Quais são as alternativas ao Cities: Skylines?

Movido pela popularidade de Cities: Skylines, o universo dos jogos de construção de cidades se revela vasto, multifacetado e cheio de surpresas — muito além do que um único título pode oferecer. SimCity, o veterano do gênero, ainda ecoa forte como uma alternativa clássica ao Skylines. Mais do que um jogo, é quase uma cápsula do tempo que moldou as bases do urbanismo digital: zonas residenciais, comerciais e industriais convivem com orçamentos apertados e cidadãos exigentes. 

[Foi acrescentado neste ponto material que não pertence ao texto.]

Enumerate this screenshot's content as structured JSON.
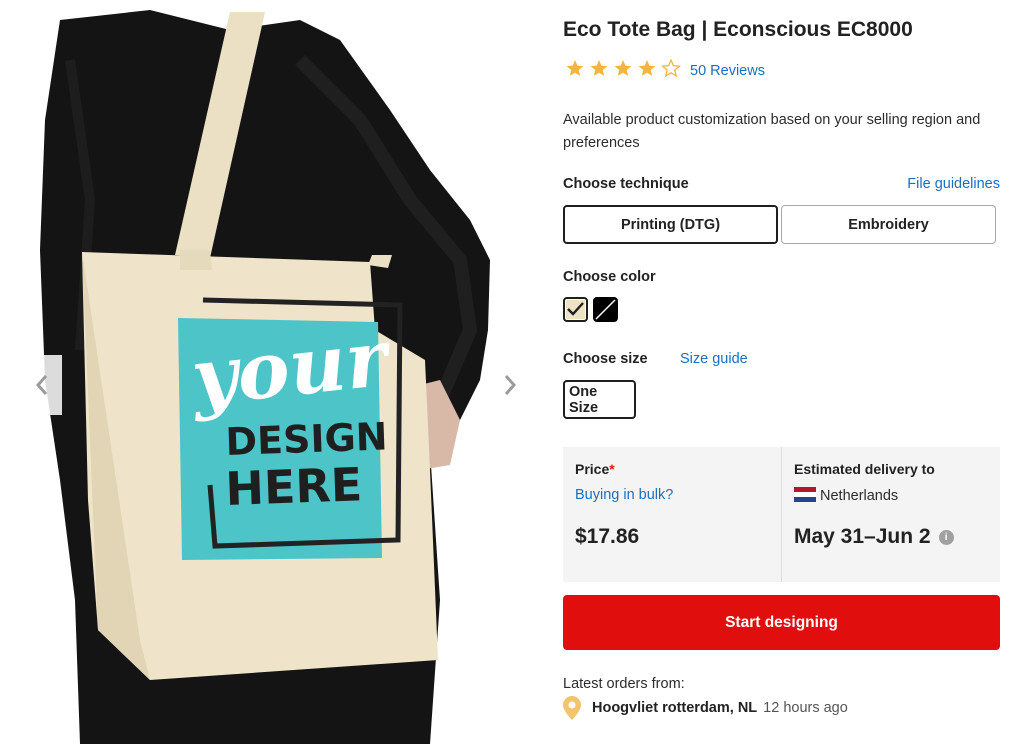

A versão mobile, SimCity BuildIt, leva essa experiência para o bolso — e para a era das microtransações. Lá, entre recompensas diárias, eventos como o “Passe do Prefeito” e construções temáticas temporárias, o jogador se vê em um ciclo constante de expansão e gestão com um toque de gamificação moderna. Mas nem só de arranha-céus vive o arquiteto virtual. 

Pharaoh: A New Era transporta o jogador para margens arenosas e palácios dourados do Antigo Egito. Esqueça avenidas asfaltadas — aqui, a preocupação gira em torno da cheia do Nilo, da adoração aos deuses e da construção de pirâmides monumentais. A escassez tecnológica vira desafio estratégico: manter a ordem social sem eletricidade ou internet exige visão histórica e sensibilidade cultural. Com modos variados, ferramentas como o Nilômetro e uma interface repaginada, Pharaoh é mais que um simulador — é uma aula interativa de civilização. 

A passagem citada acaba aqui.